Há percursos que atravessam décadas e moldam identidades. Em 2026, Carlos Manaça assinala 40 anos de carreira, um marco raro e profundamente simbólico na música electrónica portuguesa, espelhando a própria evolução da cultura de clubbing no país.

UNDER_SPOTLIGHT

2/23/202617 min read

Desde os primeiros passos no Barreiro, em 1986, até aos grandes palcos nacionais e internacionais, Carlos Manaça foi muito mais do que um DJ presente: foi agente activo de mudança, pioneiro e embaixador da música de dança feita em Portugal. A sua presença contínua nos momentos-chave da história electrónica nacional dos clubes fundadores como o Cais 447 e o Rock’s Club, aos festivais, editoras e palcos internacionais consolidou um percurso que ajudou a definir várias gerações de clubbers e artistas.

Produtor respeitado e fundador da Magna Recordings, é responsável por lançamentos que rapidamente ultrapassaram fronteiras, integrando o repertório de nomes centrais da música electrónica global.

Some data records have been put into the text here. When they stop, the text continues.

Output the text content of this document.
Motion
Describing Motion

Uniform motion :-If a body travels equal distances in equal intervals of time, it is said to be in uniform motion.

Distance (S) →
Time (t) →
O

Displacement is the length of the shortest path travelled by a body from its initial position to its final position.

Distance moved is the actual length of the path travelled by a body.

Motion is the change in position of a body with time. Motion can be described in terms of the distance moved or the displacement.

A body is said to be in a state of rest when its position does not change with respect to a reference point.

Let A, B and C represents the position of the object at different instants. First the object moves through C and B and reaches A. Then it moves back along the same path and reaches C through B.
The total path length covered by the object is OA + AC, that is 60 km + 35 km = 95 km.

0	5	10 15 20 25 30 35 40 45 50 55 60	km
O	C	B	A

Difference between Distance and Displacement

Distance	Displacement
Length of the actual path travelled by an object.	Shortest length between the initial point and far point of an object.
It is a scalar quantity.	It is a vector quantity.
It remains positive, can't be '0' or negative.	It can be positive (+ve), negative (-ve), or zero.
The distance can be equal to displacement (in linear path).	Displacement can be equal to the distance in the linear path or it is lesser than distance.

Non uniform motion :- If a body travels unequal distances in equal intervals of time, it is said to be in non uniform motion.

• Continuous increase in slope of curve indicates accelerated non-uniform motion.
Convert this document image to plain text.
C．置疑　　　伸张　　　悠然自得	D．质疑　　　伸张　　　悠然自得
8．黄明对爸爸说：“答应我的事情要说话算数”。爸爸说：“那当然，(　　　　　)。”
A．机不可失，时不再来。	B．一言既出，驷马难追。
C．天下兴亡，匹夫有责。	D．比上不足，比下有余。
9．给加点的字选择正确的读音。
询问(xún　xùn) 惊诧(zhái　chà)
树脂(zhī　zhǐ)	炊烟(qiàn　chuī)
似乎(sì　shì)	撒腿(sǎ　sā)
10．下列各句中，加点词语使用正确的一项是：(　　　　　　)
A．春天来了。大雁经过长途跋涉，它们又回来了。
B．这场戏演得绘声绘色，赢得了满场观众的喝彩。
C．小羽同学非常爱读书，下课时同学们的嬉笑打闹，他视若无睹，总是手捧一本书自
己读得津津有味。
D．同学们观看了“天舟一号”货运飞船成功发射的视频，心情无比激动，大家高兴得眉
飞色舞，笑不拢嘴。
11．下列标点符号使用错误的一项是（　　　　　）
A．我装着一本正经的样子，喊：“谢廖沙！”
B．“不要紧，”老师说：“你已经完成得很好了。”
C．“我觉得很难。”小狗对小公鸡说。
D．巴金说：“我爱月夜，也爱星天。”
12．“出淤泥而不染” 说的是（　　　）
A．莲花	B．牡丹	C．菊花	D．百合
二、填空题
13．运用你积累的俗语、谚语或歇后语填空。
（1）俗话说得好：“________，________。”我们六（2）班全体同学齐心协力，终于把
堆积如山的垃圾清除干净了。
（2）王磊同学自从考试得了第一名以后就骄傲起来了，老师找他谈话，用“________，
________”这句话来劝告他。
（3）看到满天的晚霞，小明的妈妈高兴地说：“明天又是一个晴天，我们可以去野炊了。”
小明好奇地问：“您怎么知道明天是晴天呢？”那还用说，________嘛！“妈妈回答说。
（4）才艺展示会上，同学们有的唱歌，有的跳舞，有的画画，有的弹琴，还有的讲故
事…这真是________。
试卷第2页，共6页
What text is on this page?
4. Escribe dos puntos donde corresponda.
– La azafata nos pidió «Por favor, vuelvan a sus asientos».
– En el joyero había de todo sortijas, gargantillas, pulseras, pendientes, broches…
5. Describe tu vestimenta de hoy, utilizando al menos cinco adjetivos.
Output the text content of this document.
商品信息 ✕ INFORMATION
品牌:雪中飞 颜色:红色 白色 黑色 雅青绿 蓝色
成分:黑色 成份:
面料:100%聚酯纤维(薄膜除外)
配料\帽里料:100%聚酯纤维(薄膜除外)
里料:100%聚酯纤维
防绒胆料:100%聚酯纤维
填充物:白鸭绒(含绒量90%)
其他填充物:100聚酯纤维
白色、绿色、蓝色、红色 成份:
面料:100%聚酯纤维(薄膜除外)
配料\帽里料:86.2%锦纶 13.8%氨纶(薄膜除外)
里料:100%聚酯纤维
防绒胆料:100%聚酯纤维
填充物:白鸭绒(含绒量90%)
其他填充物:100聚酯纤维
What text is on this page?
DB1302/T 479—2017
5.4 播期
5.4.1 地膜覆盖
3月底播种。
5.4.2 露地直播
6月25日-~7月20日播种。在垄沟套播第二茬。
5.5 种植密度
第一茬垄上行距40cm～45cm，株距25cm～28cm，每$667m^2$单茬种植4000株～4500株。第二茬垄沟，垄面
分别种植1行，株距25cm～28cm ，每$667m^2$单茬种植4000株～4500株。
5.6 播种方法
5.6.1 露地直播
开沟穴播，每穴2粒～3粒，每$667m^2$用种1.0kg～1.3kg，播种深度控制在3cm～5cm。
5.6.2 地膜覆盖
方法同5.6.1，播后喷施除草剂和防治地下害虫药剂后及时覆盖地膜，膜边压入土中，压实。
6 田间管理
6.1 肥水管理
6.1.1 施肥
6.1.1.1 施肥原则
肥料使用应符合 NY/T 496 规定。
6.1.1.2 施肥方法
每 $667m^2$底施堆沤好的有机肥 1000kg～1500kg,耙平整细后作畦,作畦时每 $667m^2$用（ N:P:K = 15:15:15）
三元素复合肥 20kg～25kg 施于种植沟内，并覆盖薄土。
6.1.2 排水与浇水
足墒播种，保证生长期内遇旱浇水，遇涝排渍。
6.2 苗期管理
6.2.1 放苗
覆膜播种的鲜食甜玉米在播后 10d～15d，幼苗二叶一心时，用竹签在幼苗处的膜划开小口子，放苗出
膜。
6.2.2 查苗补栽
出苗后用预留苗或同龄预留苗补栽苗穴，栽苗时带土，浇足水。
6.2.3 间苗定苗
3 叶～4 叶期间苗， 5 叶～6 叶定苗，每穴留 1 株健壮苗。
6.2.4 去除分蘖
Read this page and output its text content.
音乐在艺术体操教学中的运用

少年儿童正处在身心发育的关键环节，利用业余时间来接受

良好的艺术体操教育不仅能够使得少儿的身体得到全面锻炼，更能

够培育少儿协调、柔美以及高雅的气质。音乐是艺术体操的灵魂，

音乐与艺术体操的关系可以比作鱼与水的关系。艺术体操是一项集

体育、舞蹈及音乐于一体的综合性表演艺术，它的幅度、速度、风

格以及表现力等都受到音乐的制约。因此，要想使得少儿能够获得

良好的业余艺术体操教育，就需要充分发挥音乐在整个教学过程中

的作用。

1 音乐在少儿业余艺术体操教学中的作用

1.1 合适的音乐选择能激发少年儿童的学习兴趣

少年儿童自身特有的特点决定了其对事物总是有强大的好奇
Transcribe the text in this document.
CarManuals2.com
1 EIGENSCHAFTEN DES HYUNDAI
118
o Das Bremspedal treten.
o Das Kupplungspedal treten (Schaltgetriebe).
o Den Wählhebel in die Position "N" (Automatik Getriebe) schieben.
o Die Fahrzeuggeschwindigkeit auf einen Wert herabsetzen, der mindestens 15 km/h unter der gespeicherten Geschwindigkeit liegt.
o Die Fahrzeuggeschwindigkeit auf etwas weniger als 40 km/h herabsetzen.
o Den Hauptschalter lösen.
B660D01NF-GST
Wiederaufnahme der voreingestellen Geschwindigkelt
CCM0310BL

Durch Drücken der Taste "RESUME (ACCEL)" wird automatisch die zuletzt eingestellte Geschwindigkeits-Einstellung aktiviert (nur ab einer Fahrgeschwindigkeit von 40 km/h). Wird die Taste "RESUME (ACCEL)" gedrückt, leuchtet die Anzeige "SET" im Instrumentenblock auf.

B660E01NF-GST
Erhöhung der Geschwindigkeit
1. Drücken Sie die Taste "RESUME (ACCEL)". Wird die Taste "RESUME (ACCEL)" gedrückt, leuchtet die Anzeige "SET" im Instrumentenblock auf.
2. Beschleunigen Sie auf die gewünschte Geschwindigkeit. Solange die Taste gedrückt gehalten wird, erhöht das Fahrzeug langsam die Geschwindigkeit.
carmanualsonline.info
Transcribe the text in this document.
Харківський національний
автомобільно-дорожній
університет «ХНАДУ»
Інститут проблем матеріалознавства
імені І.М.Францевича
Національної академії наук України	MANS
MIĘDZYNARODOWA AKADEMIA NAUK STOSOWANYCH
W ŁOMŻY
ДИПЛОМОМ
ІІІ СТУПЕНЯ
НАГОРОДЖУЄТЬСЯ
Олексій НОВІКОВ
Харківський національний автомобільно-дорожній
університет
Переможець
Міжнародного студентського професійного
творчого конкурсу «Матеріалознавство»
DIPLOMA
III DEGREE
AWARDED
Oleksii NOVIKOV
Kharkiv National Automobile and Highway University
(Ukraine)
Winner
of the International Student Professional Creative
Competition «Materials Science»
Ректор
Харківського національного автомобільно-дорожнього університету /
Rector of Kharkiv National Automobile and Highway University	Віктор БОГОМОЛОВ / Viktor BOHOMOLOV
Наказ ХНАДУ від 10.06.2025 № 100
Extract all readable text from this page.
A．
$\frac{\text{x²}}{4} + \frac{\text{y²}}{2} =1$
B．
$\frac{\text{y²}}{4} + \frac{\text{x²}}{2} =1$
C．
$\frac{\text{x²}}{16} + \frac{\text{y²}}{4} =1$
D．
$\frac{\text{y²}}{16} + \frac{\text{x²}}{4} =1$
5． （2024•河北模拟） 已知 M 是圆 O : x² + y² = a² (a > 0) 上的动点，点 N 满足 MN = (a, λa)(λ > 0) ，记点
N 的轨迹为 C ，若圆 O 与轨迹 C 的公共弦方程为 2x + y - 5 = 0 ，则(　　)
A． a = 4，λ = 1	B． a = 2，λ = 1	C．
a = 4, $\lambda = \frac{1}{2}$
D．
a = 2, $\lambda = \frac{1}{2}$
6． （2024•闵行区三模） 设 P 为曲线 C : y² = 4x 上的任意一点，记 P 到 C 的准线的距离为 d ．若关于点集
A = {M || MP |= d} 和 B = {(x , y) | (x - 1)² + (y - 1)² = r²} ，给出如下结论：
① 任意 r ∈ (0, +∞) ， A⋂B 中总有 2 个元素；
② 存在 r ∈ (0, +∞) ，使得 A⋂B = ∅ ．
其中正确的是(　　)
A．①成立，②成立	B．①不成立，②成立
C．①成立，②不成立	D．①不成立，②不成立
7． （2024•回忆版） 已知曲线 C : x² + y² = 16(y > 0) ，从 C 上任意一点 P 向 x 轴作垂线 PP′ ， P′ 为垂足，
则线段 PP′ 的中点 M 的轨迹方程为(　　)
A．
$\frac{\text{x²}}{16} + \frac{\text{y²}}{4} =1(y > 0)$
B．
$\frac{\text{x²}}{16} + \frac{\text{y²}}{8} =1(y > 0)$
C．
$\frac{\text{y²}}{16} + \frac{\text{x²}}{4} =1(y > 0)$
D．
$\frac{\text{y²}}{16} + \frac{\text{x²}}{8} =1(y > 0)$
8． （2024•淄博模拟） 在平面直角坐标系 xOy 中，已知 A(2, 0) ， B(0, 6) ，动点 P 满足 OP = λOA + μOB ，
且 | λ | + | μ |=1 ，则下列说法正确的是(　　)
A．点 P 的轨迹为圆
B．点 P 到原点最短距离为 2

Ao longo dos anos, o seu trabalho foi suportado por uma carreira consistente, marcada por colaborações relevantes, presença regular em grandes eventos e um compromisso contínuo com a qualidade artística e técnica.

Hoje, para além da cabine e do estúdio, Carlos Manaça assume também um papel activo na formação e desenvolvimento da nova geração, seja através da Beat Works ou do ensino na ETIC, mantendo-se ligado à evolução da música electrónica sem perder a ligação à pista e à cultura que o formou.

Nesta edição especial do Under_spotlight, celebramos quatro décadas de dedicação, visão e paixão. Uma conversa que revisita o passado com consciência histórica, analisa o presente com lucidez e projecta o futuro com a autoridade de quem continua a escrever a história da música electrónica em Portugal.

Em 2026 celebras 40 anos de carreira. Quando olhas para 1986 e para o jovem que começou no Barreiro, o que sentes que mudou mais: a música, a indústria ou tu próprio?

Como é normal tudo mudou bastante desde essa altura. Quando em 1986 comecei a trabalhar como segundo DJ nos “Franceses” no Barreiro já tinha feito algumas festas na minha escola secundaria e em garagens, nos anos anteriores, mas só comecei a contabilizar a minha carreira no momento que passei a ser profissional, em Setembro de 1986.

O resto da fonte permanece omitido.